Tax change may draw wealthy individuals to Ireland
“Arising from EU requirements, the [Finance] Minister has introduced rules that will make it very attractive for individuals currently resident in the UK to relocate here,” says Pádraig Cronin, head of tax accountants Deloitte.
“This represents a significant marketing opportunity for Ireland Inc to position itself as a hub for high-net-worth individuals who make significant income and gains from investments and trading activities sourced in the UK. Such individuals could act as a catalyst to attract further business to this country.”
Finance Minister Brian Cowen’s counterpart in Britain has targeted closing loopholes that allow the bosses of private equity firms to reduce their tax bill on their income and there have also been calls to levy a fee on those that seek non-domiciled tax status.
That has led to fears of an exodus of these individuals to offshore havens and presents an opportunity for Ireland.
There are 3,000 individuals with non-resident tax status in Ireland compared with an estimate of 150,000 in Britain. The majority of these people work in London’s financial heartland and generate substantial income. While they would also be able to claim non-resident status here, attracting them would boost the country’s status as a base for key businesspeople and have a knock-on affect on the wider economy.
Separately yesterday came the Government’s decision to extend the lifetime for claiming R&D credits out to 2013.
Brian Keegan, director of taxation at the Institute of Chartered Accountants in Ireland, said: “Modern high value manufacturing cannot survive without R&D facilities.
“When companies are encouraged to locate their R&D facilities here, the chances of our retaining their manufacturing facilities are greatly improved.”

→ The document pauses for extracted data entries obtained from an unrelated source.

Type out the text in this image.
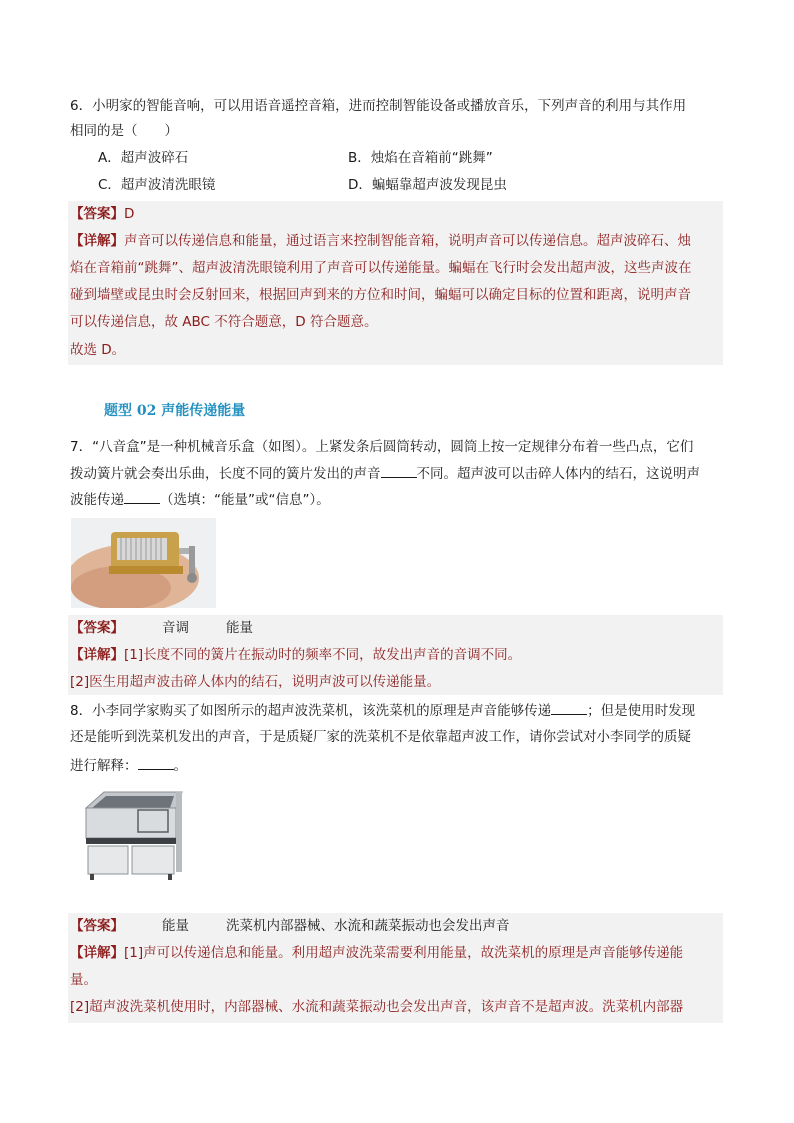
6．小明家的智能音响，可以用语音遥控音箱，进而控制智能设备或播放音乐，下列声音的利用与其作用
相同的是（　　）
A．超声波碎石	B．烛焰在音箱前“跳舞”
C．超声波清洗眼镜	D．蝙蝠靠超声波发现昆虫
【答案】D
【详解】声音可以传递信息和能量，通过语言来控制智能音箱，说明声音可以传递信息。超声波碎石、烛
焰在音箱前“跳舞”、超声波清洗眼镜利用了声音可以传递能量。蝙蝠在飞行时会发出超声波，这些声波在
碰到墙壁或昆虫时会反射回来，根据回声到来的方位和时间，蝙蝠可以确定目标的位置和距离，说明声音
可以传递信息，故 ABC 不符合题意，D 符合题意。
故选 D。
题型 02 声能传递能量
7．“八音盒”是一种机械音乐盒（如图）。上紧发条后圆筒转动，圆筒上按一定规律分布着一些凸点，它们
拨动簧片就会奏出乐曲，长度不同的簧片发出的声音	不同。超声波可以击碎人体内的结石，这说明声
波能传递	（选填：“能量”或“信息”）。
【答案】	音调	能量
【详解】[1]长度不同的簧片在振动时的频率不同，故发出声音的音调不同。
[2]医生用超声波击碎人体内的结石，说明声波可以传递能量。
8．小李同学家购买了如图所示的超声波洗菜机，该洗菜机的原理是声音能够传递	；但是使用时发现
还是能听到洗菜机发出的声音，于是质疑厂家的洗菜机不是依靠超声波工作，请你尝试对小李同学的质疑
进行解释：	。
【答案】	能量	洗菜机内部器械、水流和蔬菜振动也会发出声音
【详解】[1]声可以传递信息和能量。利用超声波洗菜需要利用能量，故洗菜机的原理是声音能够传递能
量。
[2]超声波洗菜机使用时，内部器械、水流和蔬菜振动也会发出声音，该声音不是超声波。洗菜机内部器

He said when this was coupled with the expenditure commitments toward the National Development Plan, Ireland should head toward the top of the list as the best location for multinationals wishing to establish a foothold in Europe. He welcomed the decision to leave the PRSI regime for employees largely unchanged: “The reform of PRSI is not simply a matter of adjusting thresholds and rates — any reform would result in the effective introduction of an additional tax on employee income.”